Former Irish men’s senior coach Paul Revington has hit back at suggestions that he and his management team were the root cause of a €37,500 overspend that almost saw Ireland withdraw from the Champions Challenge I.
The IHA board initially announced their intention to pull the side out of the competition in Argentina but a last-minute fundraising drive from the hockey public yielded €60,000 in four days.
They were duly rewarded for their belief faith in the team as Ireland took bronze — with victory over Revington’s new team, Malaysia — in their debut at this level of competition, a result which raised their world standing to an all-time high of 15th.
The alternative would likely have been a drop to 18th, relegation to Challenge II level and a hefty fine.
How such a situation was allowed occur was debated at a heated IHA special general meeting last week. Proclamations at that forum, though, have seen Revington “reluctantly” forced to respond to statements made by selected members of the IHA board and the new IHA chief executive Mike Heskin.
“To have a finger pointed at me and other members of team management now is very disappointing,” he said. He was responding to the
statement released at the SGM that “the senior men’s budget, which was managed by the coach, was overspent in the early months of the year  in the effort to qualify for the Olympics”.
In response, Revington says that the manner in which the budget for 2012 was laid out to him was changed midway through the year with little time to adjust accordingly, a method he says he “argued strongly against”.
Effectively, the coach was given a best-case scenario budget that featured “un-guaranteed income” which was subsequently slashed in the wake of non-qualification in late March.
But notice of necessary cuts were made too late to be implemented after a couple of IHA fundraising initiatives failed to get off the ground.
“I was told in no uncertain terms that the board had decided they wanted to move away from funding allocations in 2012 and rather decide that, if it costs X to meet squad objectives, then X is what is found.
“I was to draw up a programme first and the budget would then be drawn up to suit that. The board planned to raise 40,000 through a draw and that ‘37,500 (was) being targeted from a few other activities’. While the intentions were good, banking on un-guaranteed income is obviously always going to be high risk, particularly if the fundraising efforts do not get off the ground.”
Revington said this method of budgeting differed from each of the previous three years, especially from 2011, which he viewed as a satisfactory method.
Then, he was given a figure based on guaranteed income with the men’s senior team raising money internally via fundraisers, player levies and short-term sponsorships.
He refuted suggestions that there were monthly financial meetings, saying he received just one expenditure update on June 11, three months after non-qualification for the Olympics was confirmed.
“The update indicated that just over half of the original budget had been spent. In the same correspondence I was advised that this original budget had been lowered following non-qualification in March.
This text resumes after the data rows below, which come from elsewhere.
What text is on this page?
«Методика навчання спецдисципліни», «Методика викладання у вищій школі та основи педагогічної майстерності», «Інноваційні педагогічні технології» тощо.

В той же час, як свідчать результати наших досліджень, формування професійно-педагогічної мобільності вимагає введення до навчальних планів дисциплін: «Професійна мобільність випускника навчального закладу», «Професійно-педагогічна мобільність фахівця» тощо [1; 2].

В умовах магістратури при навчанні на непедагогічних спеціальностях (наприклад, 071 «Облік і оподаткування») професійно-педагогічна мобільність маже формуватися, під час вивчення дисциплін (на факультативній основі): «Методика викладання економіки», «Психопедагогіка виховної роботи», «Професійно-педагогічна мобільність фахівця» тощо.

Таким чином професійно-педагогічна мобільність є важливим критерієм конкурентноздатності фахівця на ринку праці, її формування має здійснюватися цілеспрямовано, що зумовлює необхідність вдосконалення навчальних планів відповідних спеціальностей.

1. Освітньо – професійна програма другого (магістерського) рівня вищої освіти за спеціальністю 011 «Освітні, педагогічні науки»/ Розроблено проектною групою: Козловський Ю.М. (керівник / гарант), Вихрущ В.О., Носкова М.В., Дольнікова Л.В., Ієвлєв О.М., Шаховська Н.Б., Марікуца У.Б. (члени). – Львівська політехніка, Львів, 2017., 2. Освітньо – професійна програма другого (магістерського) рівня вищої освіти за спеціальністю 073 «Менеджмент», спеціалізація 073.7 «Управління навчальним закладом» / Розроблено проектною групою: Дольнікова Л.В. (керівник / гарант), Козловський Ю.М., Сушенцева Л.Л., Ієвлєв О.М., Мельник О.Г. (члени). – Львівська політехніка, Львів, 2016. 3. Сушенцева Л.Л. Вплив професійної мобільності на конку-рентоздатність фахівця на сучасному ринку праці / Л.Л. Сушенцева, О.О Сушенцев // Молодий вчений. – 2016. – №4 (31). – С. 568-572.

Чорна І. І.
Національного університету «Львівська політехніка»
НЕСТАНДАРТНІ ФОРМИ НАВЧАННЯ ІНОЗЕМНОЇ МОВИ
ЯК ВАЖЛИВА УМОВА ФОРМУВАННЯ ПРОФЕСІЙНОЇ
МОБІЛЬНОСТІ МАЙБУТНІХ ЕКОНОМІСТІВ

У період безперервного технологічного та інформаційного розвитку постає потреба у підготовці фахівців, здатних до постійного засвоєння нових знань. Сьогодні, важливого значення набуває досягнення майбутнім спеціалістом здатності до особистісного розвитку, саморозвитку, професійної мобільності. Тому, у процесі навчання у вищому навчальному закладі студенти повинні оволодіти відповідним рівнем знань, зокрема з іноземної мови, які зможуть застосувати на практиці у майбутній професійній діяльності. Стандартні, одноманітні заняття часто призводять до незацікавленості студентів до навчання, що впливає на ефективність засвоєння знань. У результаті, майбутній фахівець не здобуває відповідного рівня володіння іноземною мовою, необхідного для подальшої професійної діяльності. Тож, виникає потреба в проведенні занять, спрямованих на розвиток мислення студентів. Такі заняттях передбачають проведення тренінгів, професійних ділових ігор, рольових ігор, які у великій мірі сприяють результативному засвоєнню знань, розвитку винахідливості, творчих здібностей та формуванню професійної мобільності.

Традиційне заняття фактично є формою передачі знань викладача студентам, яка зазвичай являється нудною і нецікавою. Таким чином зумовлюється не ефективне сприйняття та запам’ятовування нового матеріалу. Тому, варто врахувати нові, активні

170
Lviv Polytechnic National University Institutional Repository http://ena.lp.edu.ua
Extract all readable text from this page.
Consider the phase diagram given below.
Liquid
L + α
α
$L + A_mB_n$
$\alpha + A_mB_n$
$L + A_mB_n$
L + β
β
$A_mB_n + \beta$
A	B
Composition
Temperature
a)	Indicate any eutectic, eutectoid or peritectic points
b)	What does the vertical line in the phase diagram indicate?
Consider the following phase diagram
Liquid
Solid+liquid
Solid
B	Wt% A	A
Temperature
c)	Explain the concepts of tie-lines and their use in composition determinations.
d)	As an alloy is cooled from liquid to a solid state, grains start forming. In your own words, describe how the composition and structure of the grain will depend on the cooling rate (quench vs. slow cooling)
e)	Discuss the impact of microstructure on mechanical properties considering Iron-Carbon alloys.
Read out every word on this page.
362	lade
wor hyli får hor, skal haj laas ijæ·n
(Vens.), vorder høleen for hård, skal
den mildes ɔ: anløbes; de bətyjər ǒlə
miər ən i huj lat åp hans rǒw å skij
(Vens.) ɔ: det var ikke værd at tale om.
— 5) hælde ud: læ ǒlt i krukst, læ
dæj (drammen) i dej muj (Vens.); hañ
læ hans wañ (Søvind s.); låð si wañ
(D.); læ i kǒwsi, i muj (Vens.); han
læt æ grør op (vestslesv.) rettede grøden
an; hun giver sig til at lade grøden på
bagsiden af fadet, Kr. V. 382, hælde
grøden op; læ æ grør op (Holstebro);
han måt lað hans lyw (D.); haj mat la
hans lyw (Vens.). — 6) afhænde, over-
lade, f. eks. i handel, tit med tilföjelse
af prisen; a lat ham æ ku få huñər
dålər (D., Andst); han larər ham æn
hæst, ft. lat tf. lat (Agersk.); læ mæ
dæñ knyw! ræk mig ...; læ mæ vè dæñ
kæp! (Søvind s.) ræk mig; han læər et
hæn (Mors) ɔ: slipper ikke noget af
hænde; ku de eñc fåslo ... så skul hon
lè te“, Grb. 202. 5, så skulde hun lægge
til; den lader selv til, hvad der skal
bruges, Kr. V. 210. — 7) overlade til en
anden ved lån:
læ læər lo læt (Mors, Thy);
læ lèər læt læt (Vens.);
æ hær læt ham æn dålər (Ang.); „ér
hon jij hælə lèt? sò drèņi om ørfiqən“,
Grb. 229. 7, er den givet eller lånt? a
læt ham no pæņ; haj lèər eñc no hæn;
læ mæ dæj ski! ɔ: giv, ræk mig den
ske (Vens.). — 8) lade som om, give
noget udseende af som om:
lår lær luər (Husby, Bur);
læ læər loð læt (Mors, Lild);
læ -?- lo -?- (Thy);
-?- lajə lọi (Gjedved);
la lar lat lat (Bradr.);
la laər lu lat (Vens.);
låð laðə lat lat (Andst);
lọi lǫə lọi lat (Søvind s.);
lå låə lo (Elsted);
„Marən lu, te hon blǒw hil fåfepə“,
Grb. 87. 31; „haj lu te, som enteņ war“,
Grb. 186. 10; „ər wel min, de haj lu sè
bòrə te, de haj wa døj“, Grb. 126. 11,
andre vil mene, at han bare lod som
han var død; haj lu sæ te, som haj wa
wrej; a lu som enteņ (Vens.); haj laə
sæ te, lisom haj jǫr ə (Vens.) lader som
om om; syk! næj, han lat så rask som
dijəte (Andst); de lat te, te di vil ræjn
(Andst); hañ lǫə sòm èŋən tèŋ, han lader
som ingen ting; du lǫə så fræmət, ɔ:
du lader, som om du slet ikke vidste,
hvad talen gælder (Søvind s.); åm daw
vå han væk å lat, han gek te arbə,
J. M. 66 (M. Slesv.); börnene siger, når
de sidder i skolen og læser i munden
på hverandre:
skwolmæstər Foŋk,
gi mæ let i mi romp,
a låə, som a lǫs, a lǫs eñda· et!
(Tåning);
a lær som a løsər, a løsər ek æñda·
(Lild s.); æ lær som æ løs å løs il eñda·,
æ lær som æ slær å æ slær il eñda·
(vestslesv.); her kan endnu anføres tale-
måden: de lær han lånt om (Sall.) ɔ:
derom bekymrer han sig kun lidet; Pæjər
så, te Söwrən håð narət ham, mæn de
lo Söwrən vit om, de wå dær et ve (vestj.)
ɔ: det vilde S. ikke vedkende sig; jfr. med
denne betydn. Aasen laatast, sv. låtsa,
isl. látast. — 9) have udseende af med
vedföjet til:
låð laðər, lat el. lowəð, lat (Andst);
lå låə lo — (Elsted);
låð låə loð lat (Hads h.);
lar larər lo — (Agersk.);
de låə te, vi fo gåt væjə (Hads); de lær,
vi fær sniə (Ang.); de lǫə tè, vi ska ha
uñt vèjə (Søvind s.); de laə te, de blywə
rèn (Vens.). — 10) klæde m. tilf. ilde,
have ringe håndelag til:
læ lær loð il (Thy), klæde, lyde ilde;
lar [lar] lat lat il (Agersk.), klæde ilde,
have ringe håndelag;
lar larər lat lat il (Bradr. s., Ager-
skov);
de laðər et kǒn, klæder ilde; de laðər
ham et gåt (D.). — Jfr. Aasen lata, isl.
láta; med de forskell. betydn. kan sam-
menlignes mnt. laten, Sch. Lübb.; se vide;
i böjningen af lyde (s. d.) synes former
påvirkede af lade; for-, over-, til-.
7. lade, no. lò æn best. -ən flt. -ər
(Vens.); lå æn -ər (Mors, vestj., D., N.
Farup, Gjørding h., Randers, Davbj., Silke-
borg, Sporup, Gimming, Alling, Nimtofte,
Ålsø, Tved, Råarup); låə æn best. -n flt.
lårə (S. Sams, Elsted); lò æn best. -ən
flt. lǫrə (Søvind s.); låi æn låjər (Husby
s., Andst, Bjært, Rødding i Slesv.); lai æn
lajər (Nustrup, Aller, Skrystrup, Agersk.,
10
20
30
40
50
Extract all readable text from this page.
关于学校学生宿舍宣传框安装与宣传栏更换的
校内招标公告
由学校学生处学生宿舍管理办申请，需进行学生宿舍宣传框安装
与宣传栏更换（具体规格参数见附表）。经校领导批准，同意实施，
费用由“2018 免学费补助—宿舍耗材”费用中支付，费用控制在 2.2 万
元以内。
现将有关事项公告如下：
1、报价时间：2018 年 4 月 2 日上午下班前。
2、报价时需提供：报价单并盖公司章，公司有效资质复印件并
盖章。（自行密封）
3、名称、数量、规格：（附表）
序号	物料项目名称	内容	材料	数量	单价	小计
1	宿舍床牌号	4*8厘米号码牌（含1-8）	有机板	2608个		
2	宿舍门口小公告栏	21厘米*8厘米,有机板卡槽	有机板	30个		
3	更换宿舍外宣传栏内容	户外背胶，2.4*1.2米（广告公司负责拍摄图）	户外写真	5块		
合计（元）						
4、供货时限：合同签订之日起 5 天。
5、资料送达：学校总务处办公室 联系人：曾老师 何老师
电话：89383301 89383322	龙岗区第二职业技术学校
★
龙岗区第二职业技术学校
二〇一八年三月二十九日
“Inside my three and half years with Ireland, with four varying budget processes, with massively fluctuating overall yearly budgets, with the introduction of player levies — we still managed to increase the player pool, improve world ranking, raise substantial additional funding and create an excitement in Irish hockey.
“Under the circumstances, the team management and Irish men’s squad did a truly exceptional job and have/will continue to do so.”